Pencari nafkah, peran ekonomi, mulai dirambah perempuan. Kekuatan ekonomi dan politik memandang rendah perempuan dengan label lemah dan manut, tidak punya posisi tawar, karena desakan kebutuhan penghidupan, mereka tidak mendapatkan hak-haknya. Hak pilih untuk menentukan kebijakan, eksploitasi waktu kerja tanpa memperhatikan keterbatasan fisik perempuan, dan pemberian upah yang lebih rendah dibanding laki-laki harus diperjuangkan. Hanya perempuan sendiri yang harus memperjuangkan hak-haknya dengan bermartabat. Itulah awal perjuangan perempuan secara bermartabat dan mulai dipertimbangkan oleh berbagai pemangku kepentingan: pemerintah, pengusaha, dan kekuatan ekonomi dan politik lainnya.
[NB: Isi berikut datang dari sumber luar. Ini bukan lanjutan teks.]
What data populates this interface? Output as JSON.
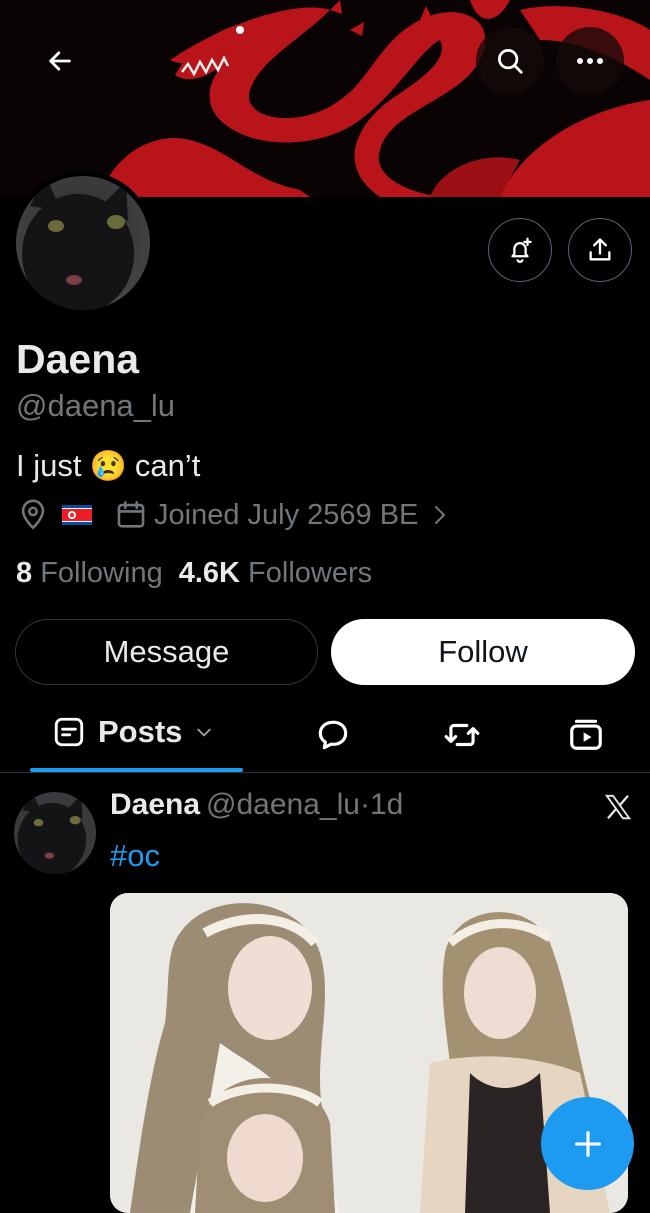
{
  "header": {
    "back_icon": "arrow-left-icon",
    "search_icon": "search-icon",
    "more_icon": "more-horizontal-icon",
    "notify_icon": "bell-plus-icon",
    "share_icon": "share-upload-icon"
  },
  "profile": {
    "name": "Daena",
    "handle": "@daena_lu",
    "bio_start": "I just",
    "bio_emoji": "😢",
    "bio_end": "can’t",
    "joined": "Joined July 2569 BE",
    "following_count": "8",
    "following_label": "Following",
    "followers_count": "4.6K",
    "followers_label": "Followers"
  },
  "actions": {
    "message_label": "Message",
    "follow_label": "Follow"
  },
  "tabs": {
    "posts_label": "Posts"
  },
  "post": {
    "name": "Daena",
    "handle": "@daena_lu",
    "separator": "·",
    "time": "1d",
    "hashtag": "#oc"
  },
  "colors": {
    "accent": "#1d9bf0",
    "banner_red": "#b8141a",
    "muted": "#71767b"
  }
}
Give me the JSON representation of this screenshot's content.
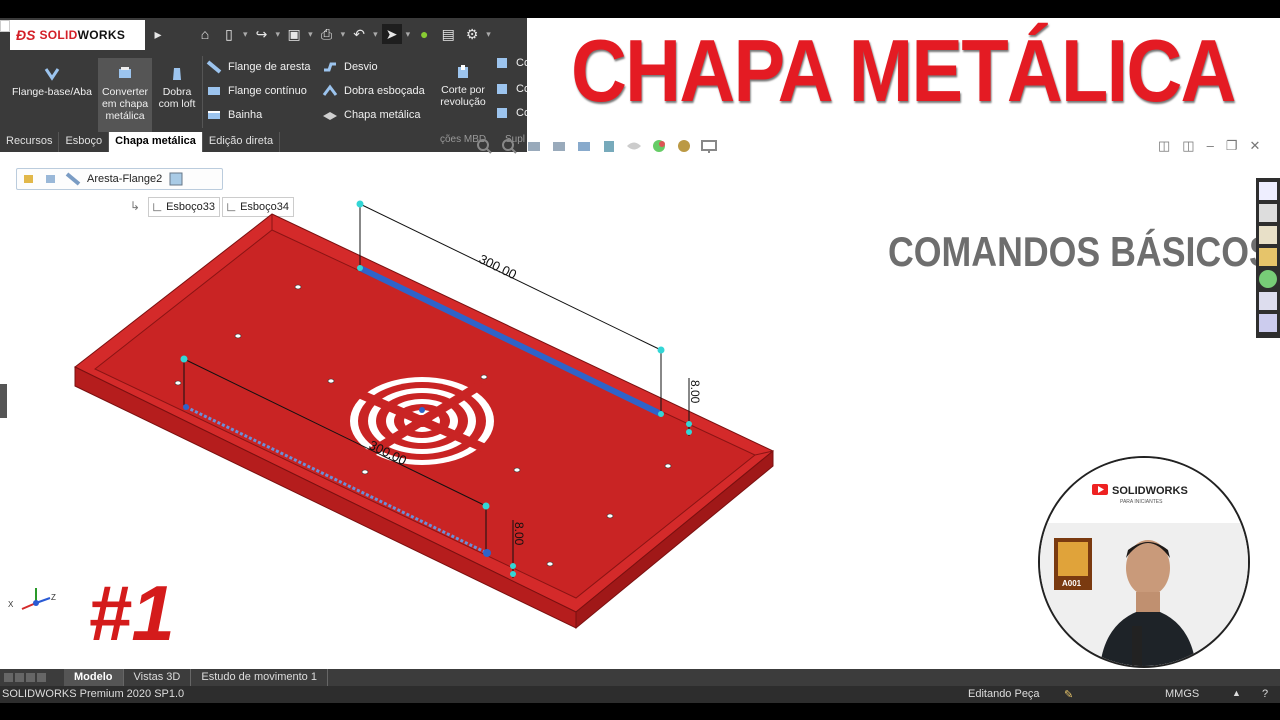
{
  "app": {
    "logo_text_a": "SOLID",
    "logo_text_b": "WORKS",
    "status": {
      "product": "SOLIDWORKS Premium 2020 SP1.0",
      "mode": "Editando Peça",
      "units": "MMGS"
    }
  },
  "ribbon": {
    "big_tools": [
      {
        "label_lines": [
          "Flange-base/Aba"
        ],
        "icon": "base-flange-icon"
      },
      {
        "label_lines": [
          "Converter",
          "em chapa",
          "metálica"
        ],
        "icon": "convert-sheet-icon"
      },
      {
        "label_lines": [
          "Dobra",
          "com loft"
        ],
        "icon": "lofted-bend-icon"
      }
    ],
    "col1": [
      "Flange de aresta",
      "Flange contínuo",
      "Bainha"
    ],
    "col2": [
      "Desvio",
      "Dobra esboçada",
      "Chapa metálica"
    ],
    "revolve_cut": [
      "Corte por",
      "revolução"
    ],
    "partial_labels": [
      "Co",
      "Co",
      "Co"
    ]
  },
  "tabs": [
    {
      "label": "Recursos",
      "active": false
    },
    {
      "label": "Esboço",
      "active": false
    },
    {
      "label": "Chapa metálica",
      "active": true
    },
    {
      "label": "Edição direta",
      "active": false
    }
  ],
  "hidden_tab_fragments": [
    "ções MBD",
    "Supl"
  ],
  "breadcrumb": {
    "feature": "Aresta-Flange2"
  },
  "sketches": [
    "Esboço33",
    "Esboço34"
  ],
  "overlay": {
    "title": "CHAPA METÁLICA",
    "subtitle": "COMANDOS BÁSICOS",
    "episode": "#1"
  },
  "dimensions": {
    "top_length": "300.00",
    "front_length": "300.00",
    "top_height": "8.00",
    "front_height": "8.00"
  },
  "triad": {
    "x": "X",
    "z": "Z"
  },
  "bottom_tabs": [
    {
      "label": "Modelo",
      "active": true
    },
    {
      "label": "Vistas 3D",
      "active": false
    },
    {
      "label": "Estudo de movimento 1",
      "active": false
    }
  ],
  "channel": {
    "name": "SOLIDWORKS",
    "tagline": "PARA INICIANTES",
    "poster_text": "A001"
  },
  "colors": {
    "part_red": "#d42a2a",
    "title_red": "#e41b23",
    "ribbon_bg": "#3a3a3a",
    "selection_blue": "#2f63c9"
  }
}
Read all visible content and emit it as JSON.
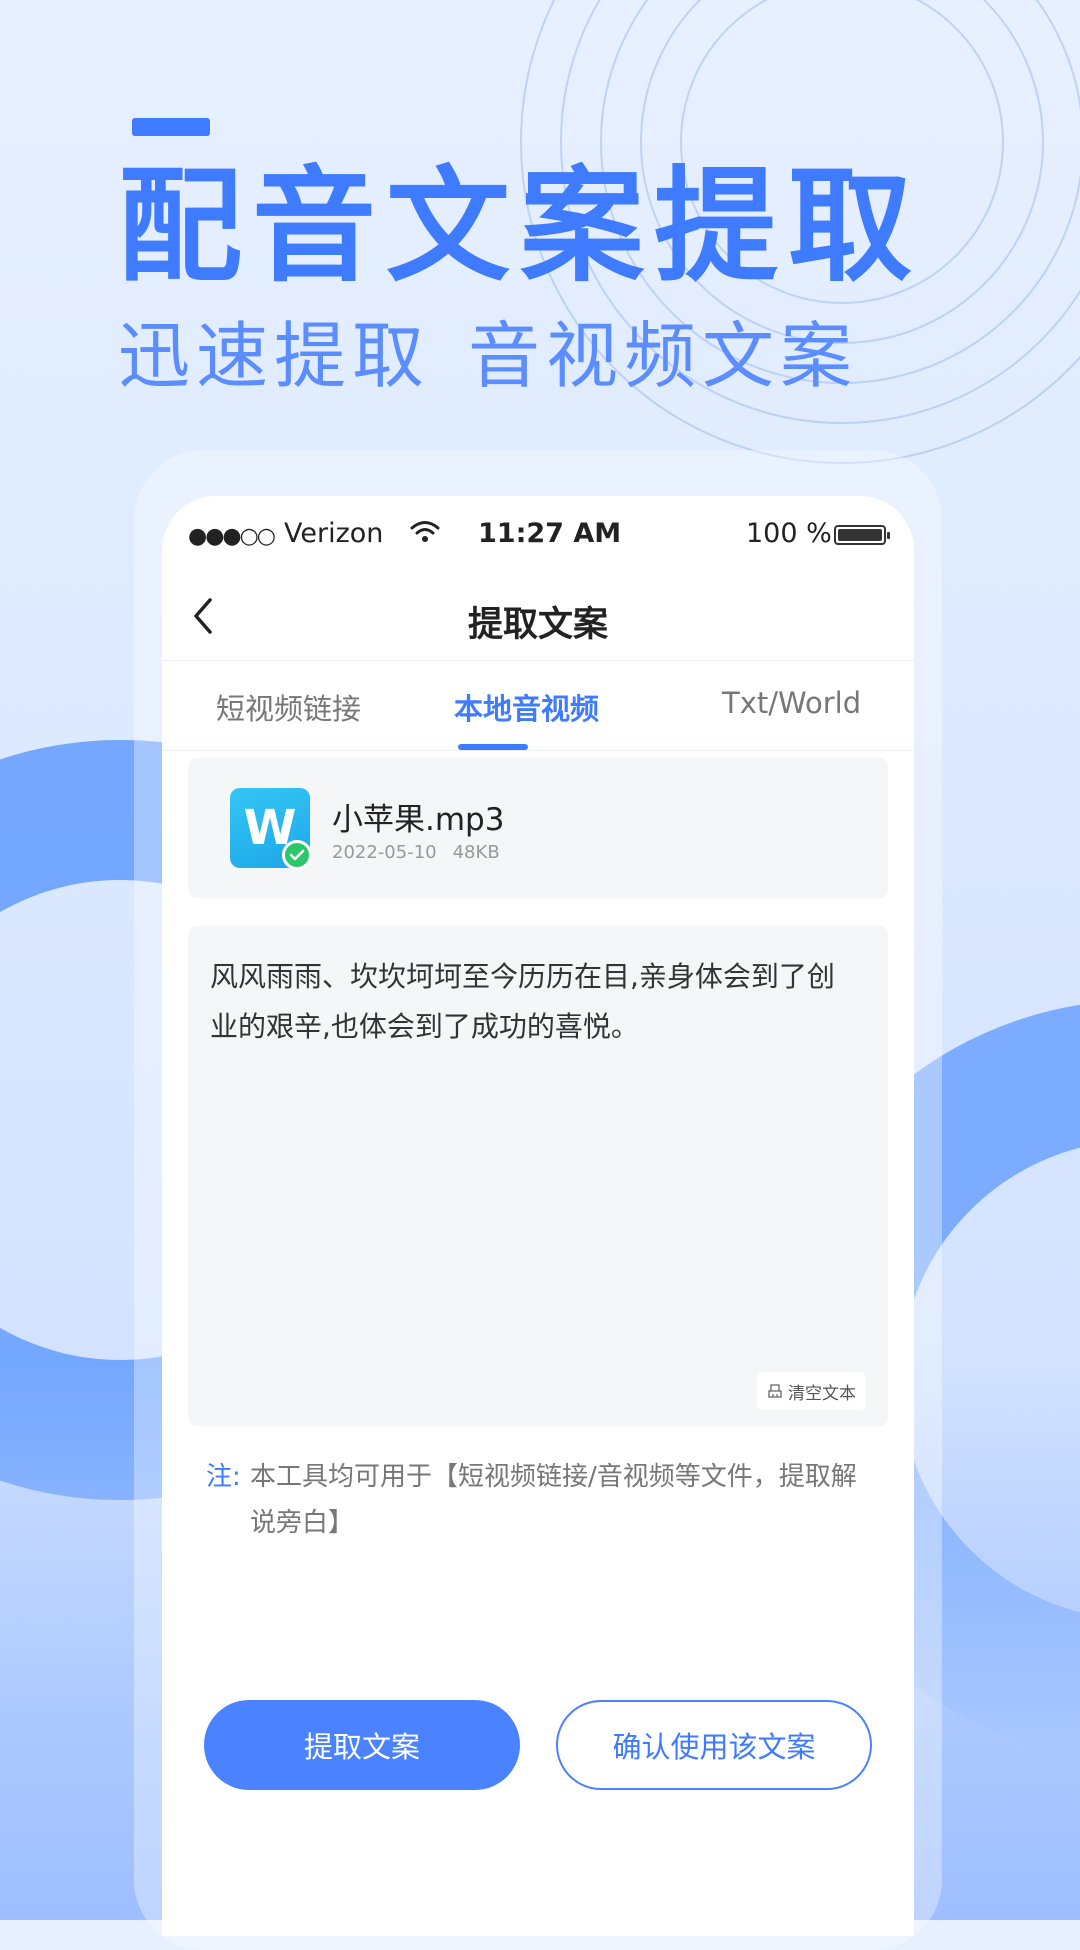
{
  "promo": {
    "headline": "配音文案提取",
    "subhead_left": "迅速提取",
    "subhead_right": "音视频文案"
  },
  "statusbar": {
    "signal": "●●●○○",
    "carrier": "Verizon",
    "time": "11:27 AM",
    "battery": "100 %"
  },
  "navbar": {
    "title": "提取文案"
  },
  "tabs": [
    {
      "label": "短视频链接",
      "active": false
    },
    {
      "label": "本地音视频",
      "active": true
    },
    {
      "label": "Txt/World",
      "active": false
    }
  ],
  "file": {
    "icon_letter": "W",
    "name": "小苹果.mp3",
    "date": "2022-05-10",
    "size": "48KB"
  },
  "text_box": {
    "content": "风风雨雨、坎坎坷坷至今历历在目,亲身体会到了创业的艰辛,也体会到了成功的喜悦。",
    "clear_label": "清空文本"
  },
  "note": {
    "label": "注:",
    "text": "本工具均可用于【短视频链接/音视频等文件，提取解说旁白】"
  },
  "buttons": {
    "extract": "提取文案",
    "confirm": "确认使用该文案"
  },
  "colors": {
    "accent": "#3f7bff",
    "button": "#4a82ff",
    "success": "#2cc66b"
  }
}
Apakah perempuan Indonesia perlu menapresiasi perjuangan para perempuan pada 117 tahun lalu? Jawabannya ya. Tanpa perjuangan para buruh, yang dianggap sebagai kasta rendah, di Amerika saat itu, perempuan masih terpuruh dan tertindas. Apakah mereka mengharapkan kesamaan dalam segala hal? Tidak. Perempuan tidak pernah lupa akan kodratnya. Kesamaan hak untuk dapat dipilih dalam serikat pekerja dapat menentukan nasibnya dengan bargaining power yang adil. Pengurangan jam kerja terkait dengan pelaksanaan kodratnya sebagai perempuan, yaitu menstruasi, hamil, melahirkan, dan menyusui yang tidak bisa digantikan oleh kaum laki-laki. Kesetaraan dalam upah juga diperjuangkan, karena label perempuan sebagai pembantu laki-laki dalam mencari nafkah, mengakibatkan mereka mendapatkan upah yang jauh lebih rendah dengan kuantitas dan kualitas pekerjaan yang sama bahkan lebih baik.

Apakah perjuangan atas hak pilih, pengurangan jam kerja, dan kesetaraan upah sudah berhasil? Setelah lebih dari seratus tahun, hal ini belum bisa dianggap berhasil, apalagi di Indonesia. Untuk peran politik perempuan di Indonesia dengan afirmasi 30% keterwakilan perempuan di DPR sampai saat ini belum berhasil. Selain label politik itu keras dan kotor yang kurang diminati perempuan, juga masih ada keengganan kaum laki-laki menerima pertemuan secara adil dan setara. Pengurangan jam kerja dengan cuti hamil-melahirkan dan cuti menstruasi dianggap sebagai kemanjaan perempuan. Apalagi terkait dengan upah. Sistem pengupahan belum setara antara perempuan dan laki-laki belumlah terwujud.

Sungguh perjuangan perempuan mendapatkan keadilan dan kesetaraan di ramah publik belumnya usai. Para perempuan harus bersatu-padu memperjuangkan hak-haknya untuk  mendapatkan keadilan dan kesetaraan melalui berbagai jaluh perjuangan. Perempuan tidak boleh nglokro dan pasrah, dengan ungkapan ngene wae wis cukup dan yang penting pokoke mlaku dan tanpa gejolak. Salam merdeka dan semangat berjuang para perempuan.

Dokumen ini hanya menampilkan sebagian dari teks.